Victor Morton said:
Jonathan Dayton and Valerie Faris, USA, 3/10
So this is what 500 DAYS OF SUMMER looks like to the unconvinced. Apart from the fact I never believed in Dano as a writer -- what we see of his novel-in-progress is just stage directions -- the problem here is quite fundamental. RUBY SPARKS isn't enough about what it's about. OK ... a writer's writing about the girl of his dreams manifests her IRL. But too little of the film is actually about that, instead just serving up the latest helping of indie-romcom cutesiness that wouldn't be terribly different if Dano had met Kazan at a museum. And if that lack of difference WERE the point, a possibility I toyed with during the 2nd act, then the whole 3rd act is wrongly conceived. There is a lengthy sequence set among Dano's hippy parents at Big Sur that has nothing to do with the fantastical, and potentially fantastic, premise and serves no purpose except to give Annette Bening and Antonio Banderas the chance to double the over-ripe aggravation Alan Arkin provided in LITTLE MISS SUNSHINE. And don't believe anyone (like Stephen Holden at NY Times) who tells you this is about the creative process -- the film takes pains to specifically exclude that read, establishing she is really and truly present, flesh and blood, equally to the whole world. But only in one late sequence does it really deal with her reality as a puppet, in a dark scene that suggests end of THE TRUMAN SHOW, from Christof's POV. But then RUBY even takes that back with an ill-advised coda (crushingly similar to 500 DAYS) that indicates film wants to have it all ways. Kinda like the central character.
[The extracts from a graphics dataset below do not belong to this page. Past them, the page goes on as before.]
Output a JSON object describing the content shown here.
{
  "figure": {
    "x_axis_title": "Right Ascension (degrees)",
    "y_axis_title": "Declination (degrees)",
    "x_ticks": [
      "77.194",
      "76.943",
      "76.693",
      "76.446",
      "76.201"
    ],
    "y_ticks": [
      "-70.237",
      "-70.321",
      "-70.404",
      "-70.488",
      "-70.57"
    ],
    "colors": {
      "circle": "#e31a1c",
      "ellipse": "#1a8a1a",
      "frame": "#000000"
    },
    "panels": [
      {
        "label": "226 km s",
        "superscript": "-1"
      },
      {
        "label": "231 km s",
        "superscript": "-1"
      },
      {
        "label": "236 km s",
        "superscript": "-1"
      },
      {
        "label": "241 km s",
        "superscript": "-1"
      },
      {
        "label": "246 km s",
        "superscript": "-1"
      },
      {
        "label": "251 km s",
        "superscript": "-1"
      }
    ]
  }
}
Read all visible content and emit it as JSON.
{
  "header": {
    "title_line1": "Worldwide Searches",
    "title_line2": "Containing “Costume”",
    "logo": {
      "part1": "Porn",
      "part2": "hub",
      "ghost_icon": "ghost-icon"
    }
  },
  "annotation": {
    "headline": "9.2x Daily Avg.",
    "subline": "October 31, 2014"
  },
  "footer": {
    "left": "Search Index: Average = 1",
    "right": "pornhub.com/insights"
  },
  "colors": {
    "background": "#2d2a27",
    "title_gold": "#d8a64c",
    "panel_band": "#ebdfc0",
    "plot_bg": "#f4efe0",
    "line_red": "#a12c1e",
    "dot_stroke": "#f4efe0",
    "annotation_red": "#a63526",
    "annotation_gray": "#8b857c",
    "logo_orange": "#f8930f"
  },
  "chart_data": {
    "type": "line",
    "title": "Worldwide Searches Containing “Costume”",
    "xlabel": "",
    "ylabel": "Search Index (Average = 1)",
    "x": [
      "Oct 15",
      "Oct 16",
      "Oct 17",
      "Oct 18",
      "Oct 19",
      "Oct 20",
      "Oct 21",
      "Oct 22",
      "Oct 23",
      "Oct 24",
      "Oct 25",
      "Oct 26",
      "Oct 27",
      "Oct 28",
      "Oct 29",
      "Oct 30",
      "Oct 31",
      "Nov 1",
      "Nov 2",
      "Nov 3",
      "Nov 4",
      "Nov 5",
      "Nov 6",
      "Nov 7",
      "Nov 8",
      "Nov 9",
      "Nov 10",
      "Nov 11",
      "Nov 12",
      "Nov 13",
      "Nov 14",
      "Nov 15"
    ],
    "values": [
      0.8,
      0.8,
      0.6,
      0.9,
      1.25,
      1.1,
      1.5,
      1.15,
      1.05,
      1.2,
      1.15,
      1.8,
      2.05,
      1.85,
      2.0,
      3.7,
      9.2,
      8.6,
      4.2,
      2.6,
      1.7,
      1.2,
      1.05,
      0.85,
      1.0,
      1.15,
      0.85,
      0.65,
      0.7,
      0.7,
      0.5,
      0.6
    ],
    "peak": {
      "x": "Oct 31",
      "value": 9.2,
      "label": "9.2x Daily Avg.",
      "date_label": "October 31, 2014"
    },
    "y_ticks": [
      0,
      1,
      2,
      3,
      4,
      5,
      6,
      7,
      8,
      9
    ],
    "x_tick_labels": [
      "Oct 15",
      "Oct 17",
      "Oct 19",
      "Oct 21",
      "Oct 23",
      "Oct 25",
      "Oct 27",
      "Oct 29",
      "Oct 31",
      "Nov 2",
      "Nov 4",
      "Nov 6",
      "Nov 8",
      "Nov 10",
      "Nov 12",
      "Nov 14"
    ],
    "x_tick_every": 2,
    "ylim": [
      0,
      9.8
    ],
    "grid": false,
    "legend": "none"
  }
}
I totally agree with your rating of this film. I was very disappointed and really can't understand the generally very good reviews. Bad acting, casting, script. It seems to want to be a "Eternal sunshine of the spotless mind" but completely lacks the creative energy. Perhaps because it attempts to take its premiss seriously? It needed to push itself over the edge but instead, stayed monotonously and unconvincingly in the middle of the road. Too bad.